Datum: 19 maj
Carina Gunnarsons research has primarily focused on social trust, and how this can be promoted in difficult environments through school and civil society. Empirically, her research is about the fight against organised crime in southern Italy, more specifically in Palermo, and the efforts made there to reduce the power of the mafia by creating long-term changes in values.
Sweden represents a least likely case for the development of mafia-like organizations: the state is strong with a relatively well functioning legal system; the political institutions are stable, trust in government is widespread, bureaucratic ethics are high, and associational life vibrant. Yet, in a relatively short time, starting in the early 1980s, organized crime has established its power structure in Södertälje, a medium-sized city in the proximity of Stockholm.

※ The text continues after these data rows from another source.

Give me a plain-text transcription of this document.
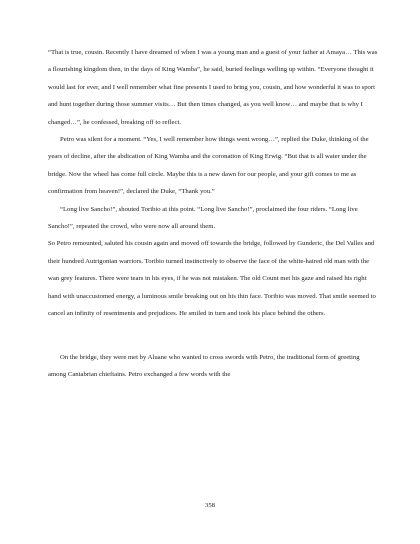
“That is true, cousin. Recently I have dreamed of when I was a young man and a guest of your father at Amaya… This was a flourishing kingdom then, in the days of King Wamba”, he said, buried feelings welling up within. “Everyone thought it would last for ever, and I well remember what fine presents I used to bring you, cousin, and how wonderful it was to sport and hunt together during those summer visits… But then times changed, as you well know… and maybe that is why I changed…”, he confessed, breaking off to reflect.

Petro was silent for a moment. “Yes, I well remember how things went wrong…”, replied the Duke, thinking of the years of decline, after the abdication of King Wamba and the coronation of King Erwig. “But that is all water under the bridge. Now the wheel has come full circle. Maybe this is a new dawn for our people, and your gift comes to me as confirmation from heaven!”, declared the Duke, “Thank you.”

“Long live Sancho!”, shouted Toribio at this point. “Long live Sancho!”, proclaimed the four riders. “Long live Sancho!”, repeated the crowd, who were now all around them.

So Petro remounted, saluted his cousin again and moved off towards the bridge, followed by Gunderic, the Del Valles and their hundred Autrigonian warriors. Toribio turned instinctively to observe the face of the white-haired old man with the wan grey features. There were tears in his eyes, if he was not mistaken. The old Count met his gaze and raised his right hand with unaccustomed energy, a luminous smile breaking out on his thin face. Toribio was moved. That smile seemed to cancel an infinity of resentments and prejudices. He smiled in turn and took his place behind the others.

On the bridge, they were met by Aluane who wanted to cross swords with Petro, the traditional form of greeting among Cantabrian chieftains. Petro exchanged a few words with the

358
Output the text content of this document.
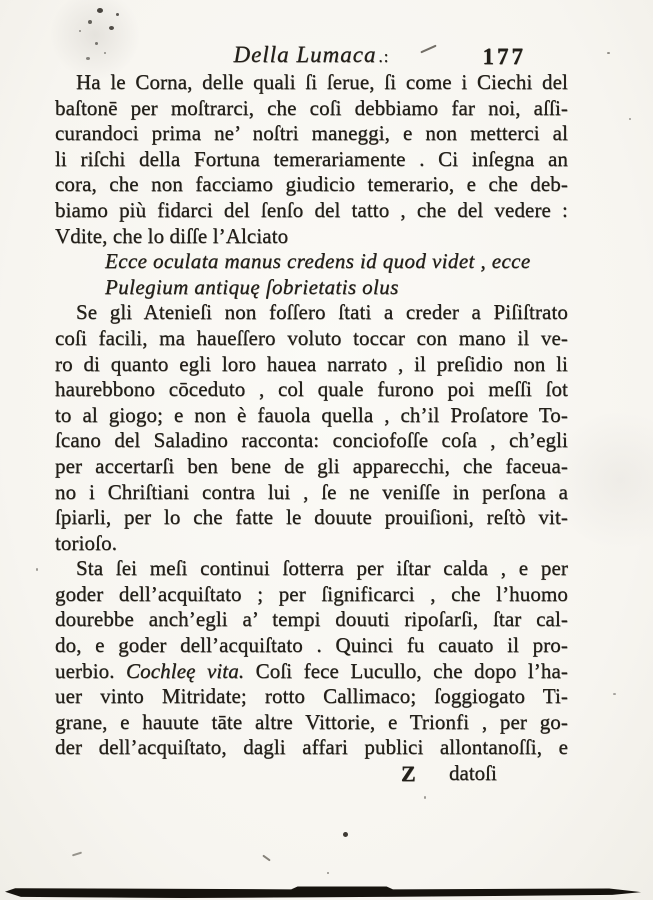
Della Lumaca .:	177
Ha le Corna, delle quali ſi ſerue, ſi come i Ciechi del
baſtonē per moſtrarci, che coſi debbiamo far noi, aſſi-
curandoci prima ne’ noſtri maneggi, e non metterci al
li riſchi della Fortuna temerariamente . Ci inſegna an
cora, che non facciamo giudicio temerario, e che deb-
biamo più fidarci del ſenſo del tatto , che del vedere :
Vdite, che lo diſſe l’Alciato
Ecce oculata manus credens id quod videt , ecce
Pulegium antiquę ſobrietatis olus
Se gli Atenieſi non foſſero ſtati a creder a Piſiſtrato
coſi facili, ma haueſſero voluto toccar con mano il ve-
ro di quanto egli loro hauea narrato , il preſidio non li
haurebbono cōceduto , col quale furono poi meſſi ſot
to al giogo; e non è fauola quella , ch’il Proſatore To-
ſcano del Saladino racconta: conciofoſſe coſa , ch’egli
per accertarſi ben bene de gli apparecchi, che faceua-
no i Chriſtiani contra lui , ſe ne veniſſe in perſona a
ſpiarli, per lo che fatte le douute prouiſioni, reſtò vit-
torioſo.
Sta ſei meſi continui ſotterra per iſtar calda , e per
goder dell’acquiſtato ; per ſignificarci , che l’huomo
dourebbe anch’egli a’ tempi douuti ripoſarſi, ſtar cal-
do, e goder dell’acquiſtato . Quinci fu cauato il pro-
uerbio. Cochleę vita. Coſi fece Lucullo, che dopo l’ha-
uer vinto Mitridate; rotto Callimaco; ſoggiogato Ti-
grane, e hauute tāte altre Vittorie, e Trionfi , per go-
der dell’acquiſtato, dagli affari publici allontanoſſi, e
Z datoſi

In September 2014, the Svea Court of Appeal in Stockholm confirmed the existence of a criminal organization in Södertälje, with an extensive power structure with ramifications into politics and the welfare sector.
The case study is part of the project Crossing boundaries - Collaborative partnerships and interventions towards particularly vulnerable areas in Sweden that explores welfare governance in four disadvantaged areas, or so called Particularly Vulnerable Areas (PVAs) in Sweden. The purpose is to understand how national policies towards PVAs are translated into concrete policy measures at the local level and analyses the capacity of local collaborative structures. The presentation includes some preliminary findings, based on observations of meetings and interviews with local actors in Södertälje.